A good data scientist is a bit like a good journalist: they know how to ask questions so precise and to the point that there can be no vague, misleading answer. Data science is all about asking these sharp, specific questions of your data — and the techniques involved in machine learning guides you to these clear answers by requiring that you figure out exactly what it is you want to know before you start.
How are artificial intelligence and machine learning different from business intelligence?
Until the data science revolution changed the game, most businesses were using data analytics or business intelligence (BI) to ask critical questions about their performance.
BI is a great tool to use when you want to analyze historic trends and figure out how well you did in the past. It’s a useful starting point for justifying your decision to keep doing more of the same or to alert you that you ought to try something else. It’s great when you want to turn enormous datasets into reports, dashboards, and visualizations you can understand.
BI also has some predictive capabilities, albeit limited ones: you can draw out actionable insights and patterns from the past that help you make smarter decisions. At least, provided the wider business context hasn’t really changed. If things are very different now to a year ago, these insights will be limited.
That’s the main problem with BI: it only lets you look backward. You can get answers to pre-established questions, but you can’t dive into the unknown and figure out what might work unless you’ve tried it before and succeeded. To really get ahead, you need to look forward — and that’s where machine learning (and automated machine learning) comes in.
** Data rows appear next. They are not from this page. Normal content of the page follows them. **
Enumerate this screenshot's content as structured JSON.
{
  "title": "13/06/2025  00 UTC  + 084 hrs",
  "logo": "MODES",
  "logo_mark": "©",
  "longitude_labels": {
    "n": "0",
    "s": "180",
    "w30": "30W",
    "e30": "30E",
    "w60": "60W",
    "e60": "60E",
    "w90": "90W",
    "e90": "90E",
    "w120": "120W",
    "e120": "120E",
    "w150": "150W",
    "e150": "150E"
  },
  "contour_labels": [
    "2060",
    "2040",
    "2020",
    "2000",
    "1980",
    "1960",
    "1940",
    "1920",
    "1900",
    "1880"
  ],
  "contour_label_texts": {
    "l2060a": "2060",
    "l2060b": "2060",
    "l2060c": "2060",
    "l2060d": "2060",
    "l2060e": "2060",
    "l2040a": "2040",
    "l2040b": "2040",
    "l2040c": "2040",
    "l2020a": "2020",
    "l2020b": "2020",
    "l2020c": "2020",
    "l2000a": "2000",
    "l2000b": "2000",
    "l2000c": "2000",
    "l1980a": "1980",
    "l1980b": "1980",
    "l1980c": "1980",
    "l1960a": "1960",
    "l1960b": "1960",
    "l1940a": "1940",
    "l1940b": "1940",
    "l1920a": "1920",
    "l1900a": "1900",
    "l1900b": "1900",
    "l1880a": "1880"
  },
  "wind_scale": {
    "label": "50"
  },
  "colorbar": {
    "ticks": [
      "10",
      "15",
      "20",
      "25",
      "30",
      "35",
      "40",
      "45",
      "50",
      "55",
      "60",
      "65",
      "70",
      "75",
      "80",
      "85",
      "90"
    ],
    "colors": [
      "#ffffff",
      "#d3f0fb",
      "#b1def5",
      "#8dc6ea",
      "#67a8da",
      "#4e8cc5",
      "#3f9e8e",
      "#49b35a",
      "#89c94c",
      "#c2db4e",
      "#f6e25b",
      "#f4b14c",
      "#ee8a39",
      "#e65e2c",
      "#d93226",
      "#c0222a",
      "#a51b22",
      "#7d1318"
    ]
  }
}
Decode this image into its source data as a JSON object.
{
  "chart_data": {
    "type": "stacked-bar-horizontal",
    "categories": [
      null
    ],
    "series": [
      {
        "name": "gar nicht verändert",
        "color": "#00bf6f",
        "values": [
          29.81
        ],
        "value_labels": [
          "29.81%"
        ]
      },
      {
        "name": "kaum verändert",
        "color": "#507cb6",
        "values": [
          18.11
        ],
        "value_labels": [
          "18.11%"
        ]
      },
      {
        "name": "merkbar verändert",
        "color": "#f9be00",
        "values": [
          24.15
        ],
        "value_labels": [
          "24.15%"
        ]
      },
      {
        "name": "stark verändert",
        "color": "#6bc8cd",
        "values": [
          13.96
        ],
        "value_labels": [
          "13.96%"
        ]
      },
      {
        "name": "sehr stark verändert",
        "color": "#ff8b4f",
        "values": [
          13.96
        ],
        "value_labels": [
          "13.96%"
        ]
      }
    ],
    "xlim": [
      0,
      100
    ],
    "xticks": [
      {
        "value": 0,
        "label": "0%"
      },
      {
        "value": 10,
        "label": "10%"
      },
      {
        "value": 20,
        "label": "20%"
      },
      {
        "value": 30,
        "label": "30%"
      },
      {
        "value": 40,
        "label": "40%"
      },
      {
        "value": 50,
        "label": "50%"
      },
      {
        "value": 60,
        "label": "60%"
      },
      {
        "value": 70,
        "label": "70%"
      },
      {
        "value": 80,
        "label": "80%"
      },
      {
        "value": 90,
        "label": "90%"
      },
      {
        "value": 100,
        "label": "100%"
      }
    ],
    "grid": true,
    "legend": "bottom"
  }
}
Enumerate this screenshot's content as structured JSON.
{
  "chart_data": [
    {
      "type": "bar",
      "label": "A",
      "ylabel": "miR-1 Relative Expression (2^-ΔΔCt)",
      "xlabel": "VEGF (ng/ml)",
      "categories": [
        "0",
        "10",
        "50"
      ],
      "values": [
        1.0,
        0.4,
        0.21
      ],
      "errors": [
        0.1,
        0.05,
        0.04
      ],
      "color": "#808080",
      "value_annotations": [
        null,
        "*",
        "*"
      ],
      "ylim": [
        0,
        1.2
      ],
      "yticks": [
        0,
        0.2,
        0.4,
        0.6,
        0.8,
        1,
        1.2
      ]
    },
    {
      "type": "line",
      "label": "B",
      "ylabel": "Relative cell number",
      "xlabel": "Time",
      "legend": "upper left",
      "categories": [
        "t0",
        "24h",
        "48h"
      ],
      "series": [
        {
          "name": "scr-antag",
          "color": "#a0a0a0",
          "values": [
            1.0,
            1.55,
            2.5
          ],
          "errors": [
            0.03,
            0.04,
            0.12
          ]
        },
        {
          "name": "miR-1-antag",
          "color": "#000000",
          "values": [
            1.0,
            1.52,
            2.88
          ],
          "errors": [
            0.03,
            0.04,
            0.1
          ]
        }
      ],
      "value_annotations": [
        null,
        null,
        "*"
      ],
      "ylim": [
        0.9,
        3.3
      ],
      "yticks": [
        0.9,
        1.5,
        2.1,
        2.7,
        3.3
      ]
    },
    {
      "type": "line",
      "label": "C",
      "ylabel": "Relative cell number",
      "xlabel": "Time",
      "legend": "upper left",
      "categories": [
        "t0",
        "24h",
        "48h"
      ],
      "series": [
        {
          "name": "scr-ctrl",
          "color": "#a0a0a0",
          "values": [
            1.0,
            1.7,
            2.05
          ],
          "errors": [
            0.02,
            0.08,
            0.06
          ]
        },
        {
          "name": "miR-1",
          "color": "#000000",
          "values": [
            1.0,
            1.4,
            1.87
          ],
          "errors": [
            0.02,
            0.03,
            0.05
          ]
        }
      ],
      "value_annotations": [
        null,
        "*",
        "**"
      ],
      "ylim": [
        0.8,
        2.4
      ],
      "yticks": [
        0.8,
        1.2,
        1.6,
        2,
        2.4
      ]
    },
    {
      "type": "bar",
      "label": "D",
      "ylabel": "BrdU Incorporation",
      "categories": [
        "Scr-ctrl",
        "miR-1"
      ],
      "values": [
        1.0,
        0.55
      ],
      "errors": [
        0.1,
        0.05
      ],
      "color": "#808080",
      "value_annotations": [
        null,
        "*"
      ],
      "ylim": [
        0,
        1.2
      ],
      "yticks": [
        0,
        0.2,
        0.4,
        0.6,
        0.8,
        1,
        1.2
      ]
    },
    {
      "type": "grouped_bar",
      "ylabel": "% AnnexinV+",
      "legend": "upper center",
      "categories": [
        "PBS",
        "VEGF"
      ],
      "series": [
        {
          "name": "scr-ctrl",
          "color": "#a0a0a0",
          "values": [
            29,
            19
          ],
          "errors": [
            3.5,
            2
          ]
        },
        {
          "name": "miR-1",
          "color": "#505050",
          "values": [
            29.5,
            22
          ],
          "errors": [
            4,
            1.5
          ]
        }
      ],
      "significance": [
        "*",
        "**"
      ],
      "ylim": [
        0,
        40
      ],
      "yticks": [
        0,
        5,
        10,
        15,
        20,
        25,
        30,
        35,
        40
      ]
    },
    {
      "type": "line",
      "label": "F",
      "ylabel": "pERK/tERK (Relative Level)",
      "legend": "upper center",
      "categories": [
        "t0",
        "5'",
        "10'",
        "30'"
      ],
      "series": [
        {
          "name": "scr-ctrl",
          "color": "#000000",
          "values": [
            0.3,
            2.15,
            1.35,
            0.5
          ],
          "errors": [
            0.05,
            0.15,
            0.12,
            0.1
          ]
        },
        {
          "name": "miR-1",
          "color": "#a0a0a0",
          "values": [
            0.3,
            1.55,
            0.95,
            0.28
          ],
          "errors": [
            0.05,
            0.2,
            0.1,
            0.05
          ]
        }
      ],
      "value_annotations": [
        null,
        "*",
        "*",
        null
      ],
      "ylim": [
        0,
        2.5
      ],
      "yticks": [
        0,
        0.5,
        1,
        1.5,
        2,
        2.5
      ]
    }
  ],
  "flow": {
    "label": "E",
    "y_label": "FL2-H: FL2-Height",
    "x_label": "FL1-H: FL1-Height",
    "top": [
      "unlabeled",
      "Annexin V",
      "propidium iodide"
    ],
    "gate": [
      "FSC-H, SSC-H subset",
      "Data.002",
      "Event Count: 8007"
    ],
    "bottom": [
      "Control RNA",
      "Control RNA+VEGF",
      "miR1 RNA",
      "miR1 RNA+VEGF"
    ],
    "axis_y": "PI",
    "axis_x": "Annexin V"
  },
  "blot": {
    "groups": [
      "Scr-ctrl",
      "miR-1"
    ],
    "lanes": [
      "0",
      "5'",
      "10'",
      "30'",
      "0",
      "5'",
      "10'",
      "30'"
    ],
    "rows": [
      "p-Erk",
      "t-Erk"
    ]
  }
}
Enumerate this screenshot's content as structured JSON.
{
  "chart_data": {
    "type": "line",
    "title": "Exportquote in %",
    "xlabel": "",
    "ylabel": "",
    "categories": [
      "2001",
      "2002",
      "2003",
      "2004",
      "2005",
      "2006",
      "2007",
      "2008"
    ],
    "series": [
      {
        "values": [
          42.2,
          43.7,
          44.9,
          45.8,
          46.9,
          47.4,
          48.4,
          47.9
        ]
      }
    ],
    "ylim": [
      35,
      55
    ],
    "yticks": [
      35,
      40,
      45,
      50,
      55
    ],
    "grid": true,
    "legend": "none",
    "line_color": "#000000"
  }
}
Unlike the data analysis involved in BI, machine learning algorithms are complex mathematical models that use historical data to predict future outcomes. These models often combine data from multiple sources to reveal patterns and emerging trends with far more accuracy and sensitivity to myriad external factors than BI could ever hope to achieve. This means you really are making data-driven decisions — not by simply extrapolating from the experiences of the past, but by modeling scenarios that haven’t happened yet. This helps with everything from deciding whether a customer can be trusted with credit through to predicting which segments of your customer base will react in a particular way to a proposed advertising campaign.
What’s more, machine learning is becoming increasingly accessible. As more and more organizations are able to tap into the benefits without hiring a huge team of data scientists, it’s becoming clearer that automated machine learning will make BI redundant for many. That said, data science, AI, and machine learning can only give you valuable answers if you know what questions to ask in the first place.
Classification of data allows you to figure out whether it belongs to a predefined group that predicts a particular outcome. For example, you may be asking the question “What is the likelihood of this customer making a purchase?”. In machine learning terms, what you’re really asking is, “does this customer’s profile/behavior indicate traits we usually see in others in the buyer category?”
Classification can also be used to identify anomalies and with it suspicious behavior. So, it helps answer questions like “Is this a fraudulent transaction?” or “Is this a cyberattack?”
This is a way of investigating findings in your data when applied to a new situation. For example, “If we mention food in the subject line will our emails get a better open rate?”
Feature selection is a way of pinpointing exactly which aspect of the data predicts a certain outcome. It’s particularly useful for facial recognition and other types of image processing. For example: “Does this type of photograph contravene our community policy?”
With scenario prediction, you analyze multiple future outcomes under different conditions. This means you can create many possible scenarios, predicting what would happen in each one. For example: “Would we save money if we cut one of our product lines?” or, “would changing a specific price impact our revenues in these promotions?”
These are questions that deal with minimization and maximization issues — those that seem like straightforward questions but are actually very complex to answer, with a lot of contributing factors to take into account. For example: “What route should our delivery drivers take?”
Clustering is a way of categorizing data based on collections of shared observations. So an example question might be: Are there certain “types” of people who share our posts on Facebook?
This is a way of reducing complex data down to its most important key indicators to tease out trends and make predictions about the future. For example, it could help answer the question “Which of these books will be a bestseller?”.
AI and machine learning can be deployed all across the funnel with huge benefits to your business, but figuring out how to frame your questions is half the battle. It’s important to understand what kinds of questions it’s possible to ask of data so that you can translate these into machine learning models. It’s also important that you ensure that the datasets you have chosen are suitable for these questions - and if they’re not, that you’ve thought about where to get the high-quality external data you need for these machine learning models to work. You can get the answers you need, you just need to be smart about the questions you ask.